Why add another? Isn't three (actually five, but the other two are supposedly grown) enough? YES...YES, three is plenty. More than enough. We are not adopting because we desire to have more children. We are not sitting around trying to find another child to add to our family. The reason we adopt special needs children from very hard places is very simple: if not us, who? How can we say no when we have an empty room, an extra place at the table, the ability to provide for one more? Who is going to say yes if we say no? You? Your cousin? Your friend at church? Who? We adopt because our hearts are broken for the way these children are treated and we have the room and the ability to care for them. Do I love Noah? Am I in love with his picture? No. He is a stranger to me. I don't "love" him the way I do my other children. BUT I will. I will leave the comforts of my home, travel thousands of miles to meet a tiny stranger that I have no connection to and make him my son because I truly believe that I am suppose to do this. I am suppose to work overtime (ha-mostly Sean doing this), sell everything I can, cash in retirement accounts, and do everything I can do to bring home a stranger that will have no idea why we are taking him from the only horrible place he has ever known BECAUSE it is the right thing to do.

We have raised and worked/earned almost $10,000 of the $25,000 we will need to complete this.

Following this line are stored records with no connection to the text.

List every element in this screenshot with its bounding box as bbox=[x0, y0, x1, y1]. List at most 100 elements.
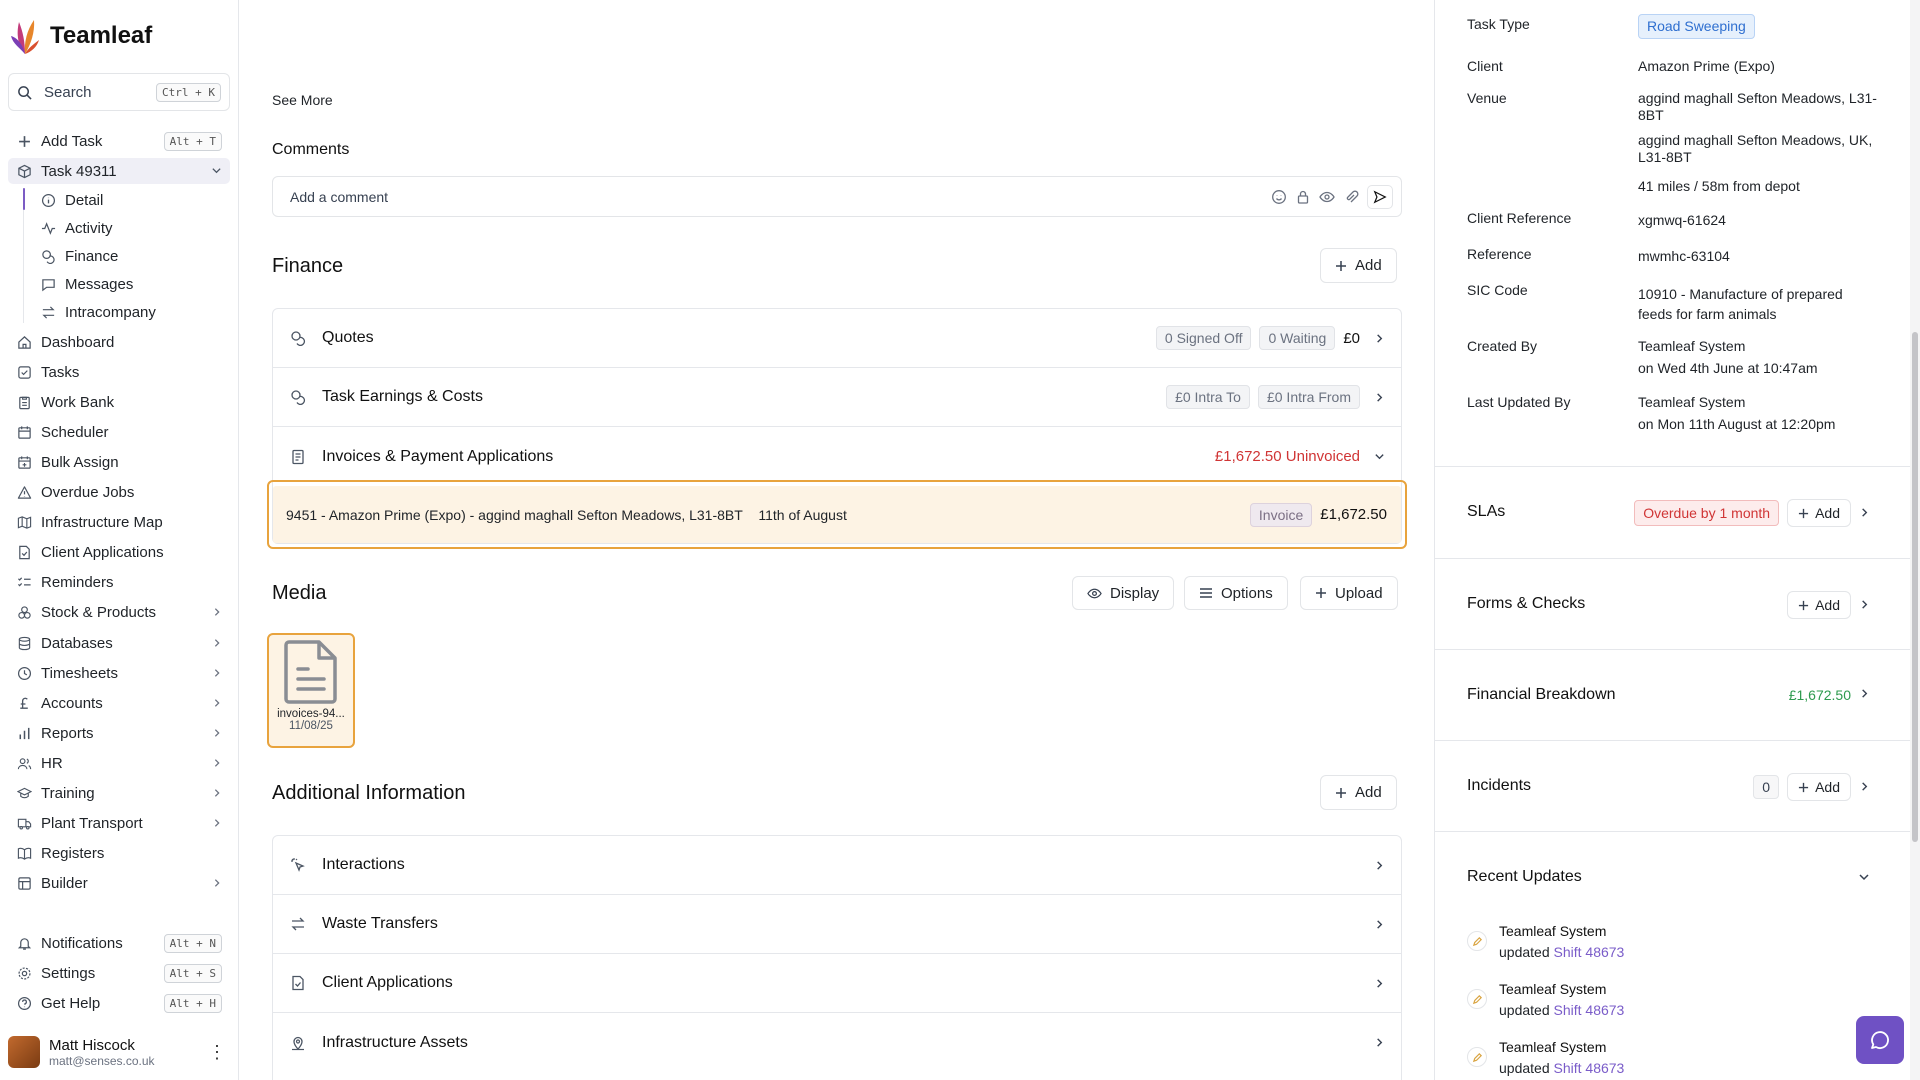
sidebar-item-dashboard[interactable]: Dashboard bbox=[8, 329, 230, 355]
finance-add-button[interactable]: Add bbox=[1320, 248, 1397, 283]
sidebar-item-work-bank[interactable]: Work Bank bbox=[8, 389, 230, 415]
additional-add-button[interactable]: Add bbox=[1320, 775, 1397, 810]
update-target-link[interactable]: Shift 48673 bbox=[1554, 1060, 1625, 1076]
send-button[interactable] bbox=[1367, 184, 1393, 209]
sidebar-item-label: Dashboard bbox=[41, 333, 115, 351]
invoice-item[interactable]: 9451 - Amazon Prime (Expo) - aggind magh… bbox=[267, 480, 1407, 549]
eye-icon[interactable] bbox=[1319, 189, 1335, 205]
chevron-right-icon bbox=[212, 605, 222, 620]
update-target-link[interactable]: Shift 48673 bbox=[1554, 1002, 1625, 1018]
financial-breakdown-title: Financial Breakdown bbox=[1467, 686, 1616, 703]
button-label: Display bbox=[1110, 584, 1160, 602]
options-button[interactable]: Options bbox=[1184, 576, 1288, 610]
interactions-row[interactable]: Interactions bbox=[273, 836, 1401, 895]
forms-checks-actions: Add bbox=[1787, 591, 1870, 619]
more-vertical-icon[interactable]: ⋮ bbox=[208, 1042, 230, 1063]
sidebar-item-registers[interactable]: Registers bbox=[8, 841, 230, 867]
emoji-icon[interactable] bbox=[1271, 189, 1287, 205]
sidebar-item-add-task[interactable]: Add Task Alt + T bbox=[8, 128, 230, 154]
subnav-item-finance[interactable]: Finance bbox=[40, 243, 230, 269]
sidebar-item-get-help[interactable]: Get Help Alt + H bbox=[8, 990, 230, 1016]
paperclip-icon[interactable] bbox=[1343, 189, 1359, 205]
boxes-icon bbox=[16, 605, 32, 621]
incidents-section[interactable]: Incidents 0 Add bbox=[1435, 740, 1910, 831]
media-file-tile[interactable]: invoices-94... 11/08/25 bbox=[267, 633, 355, 748]
subnav-item-activity[interactable]: Activity bbox=[40, 215, 230, 241]
incidents-add-button[interactable]: Add bbox=[1787, 773, 1851, 801]
sidebar-item-overdue-jobs[interactable]: Overdue Jobs bbox=[8, 480, 230, 506]
recent-updates-toggle[interactable] bbox=[1858, 870, 1870, 887]
sidebar-item-accounts[interactable]: Accounts bbox=[8, 690, 230, 716]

We will not be deterred by rude comments, rude questions, doubts, naysayers, nonsupport or anything else. For all the people that support us, we REALLY appreciate it and are so very thankful for everything anyone has done to help us. For the people that don't, that is ok. I realize that it is a complicated thing to understand and I really don't expect people to understand if you don't have the capacity to do so. I hope that our story awakens something inside of those people and that a little understanding and compassion for others that can never do anything to repay you takes place.

We are having another fundraiser June 20th. It is a spaghetti dinner, singing and silent auction. I hope that it is a success! We should by then have a better grasp on how much we will need to finish the adoption.

Hope this gives a little insight on the "whys" of adoption.